'Little-known' virus may have infected 35 people in China: report

'Little-known' virus may have infected 35 people in China: report
Beijing, China in 2011 (Wikimedia Commons).
World

In light of all the misery that the COVID-19 pandemic has inflicted, the last words that people around the world want to hear are “new virus.” But when new viruses develop, it remains to be seen how dangerous they will be. And a lot still needs to be learned about Langya henipavirus — a new virus in China that, according to Daily Beast reporter Allen Cheng, may have infected as many as 35 people in the Shandong and Henan provinces over a two-year period.

But “may” is the operative word, as the virus is only “suspected” to have caused those infections, Cheng reports.

“It’s related to Hendra and Nipah viruses, which cause disease in humans,” according to Cheng. “However, there’s much we don’t know about the new virus — known as LayV for short — including whether it spreads from human to human…. Researchers in China first detected this new virus as part of routine surveillance in people with a fever who had reported recent contact with animals.”

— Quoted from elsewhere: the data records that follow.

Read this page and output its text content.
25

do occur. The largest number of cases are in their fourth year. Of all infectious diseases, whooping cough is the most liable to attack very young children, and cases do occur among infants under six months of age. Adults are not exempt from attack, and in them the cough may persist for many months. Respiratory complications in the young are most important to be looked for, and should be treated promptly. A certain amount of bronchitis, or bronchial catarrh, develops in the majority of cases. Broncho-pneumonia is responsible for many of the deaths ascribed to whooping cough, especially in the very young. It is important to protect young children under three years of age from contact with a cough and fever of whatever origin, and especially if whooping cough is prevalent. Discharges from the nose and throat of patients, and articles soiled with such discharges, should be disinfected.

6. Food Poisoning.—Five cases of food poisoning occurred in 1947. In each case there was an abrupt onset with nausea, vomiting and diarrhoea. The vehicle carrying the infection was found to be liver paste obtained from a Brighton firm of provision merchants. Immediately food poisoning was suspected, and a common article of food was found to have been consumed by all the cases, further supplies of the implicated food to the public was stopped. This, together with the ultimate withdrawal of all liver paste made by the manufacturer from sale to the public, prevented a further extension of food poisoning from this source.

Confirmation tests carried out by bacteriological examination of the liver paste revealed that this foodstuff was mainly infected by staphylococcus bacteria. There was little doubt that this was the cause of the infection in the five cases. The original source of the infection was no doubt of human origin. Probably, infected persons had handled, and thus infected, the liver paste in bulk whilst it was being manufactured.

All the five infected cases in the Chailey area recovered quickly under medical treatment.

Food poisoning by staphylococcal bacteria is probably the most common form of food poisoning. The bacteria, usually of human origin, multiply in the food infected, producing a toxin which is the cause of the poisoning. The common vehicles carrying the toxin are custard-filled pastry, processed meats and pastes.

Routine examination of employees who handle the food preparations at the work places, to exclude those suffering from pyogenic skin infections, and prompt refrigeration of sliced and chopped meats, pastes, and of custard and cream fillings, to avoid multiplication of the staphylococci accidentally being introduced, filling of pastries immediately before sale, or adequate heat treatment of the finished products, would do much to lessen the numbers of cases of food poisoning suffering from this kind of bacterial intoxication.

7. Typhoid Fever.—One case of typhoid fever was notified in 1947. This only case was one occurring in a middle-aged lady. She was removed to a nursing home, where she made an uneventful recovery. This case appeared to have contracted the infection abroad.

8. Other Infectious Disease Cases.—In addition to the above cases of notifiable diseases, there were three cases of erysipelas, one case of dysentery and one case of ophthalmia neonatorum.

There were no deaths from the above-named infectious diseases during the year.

READ MORE: Virologist tackles monkeypox vaccine questions

Cheng continues, “Once the virus was identified, the researchers looked for the virus in other people. Symptoms reported appeared to be mostly mild — fever, fatigue, cough, loss of appetite, muscle aches, nausea and headache — although we don’t know how long the patients were unwell. A smaller proportion had potentially more serious complications, including pneumonia, and abnormalities in liver and kidney function. However, the severity of these abnormalities, the need for hospitalization, and whether any cases were fatal were not reported.”

According to Cheng, the researchers in China “also investigated whether domestic or wild animals may have been the source of the virus.”

“Although they found a small number of goats and dogs that may have been infected with the virus in the past, there was more direct evidence a significant proportion of wild shrews were harboring the virus,” Cheng explains. “This suggests humans may have caught the virus from wild shrews.”

The family of viruses that the Hendra and Nipah viruses are part of, Cheng notes, “was the inspiration for the fictional MEV-1 virus in the film ‘Contagion.’”

READ MORE: Long COVID-19 may be caused by overactive immune systems

Released in 2011, “Contagion” came eight years before the COVID-19 pandemic started in Wuhan, China in late 2019. COVID-19 generated a renewed interest in “Contagion,” which starred Matt Damon, Gwyneth Paltrow, Laurence Fishburne and others. “Contagion” also featured CNN’s Dr. Sanjay Gupta discussing the fictional MEV-1 virus; in real life, Gupta was later called upon to discuss COVID-19 — which, according to Johns Hopkins University in Baltimore, has killed more than 6.4 million people worldwide and over 1 million people in the United States.

Cheng notes, “Little is known about this new virus, (LayV), and the currently reported cases are likely to be the tip of the iceberg. At this stage, there is no indication the virus can spread from human to human. Further work is required to determine how severe the infection can be, how it spreads, and how widespread it might be in China and the region.”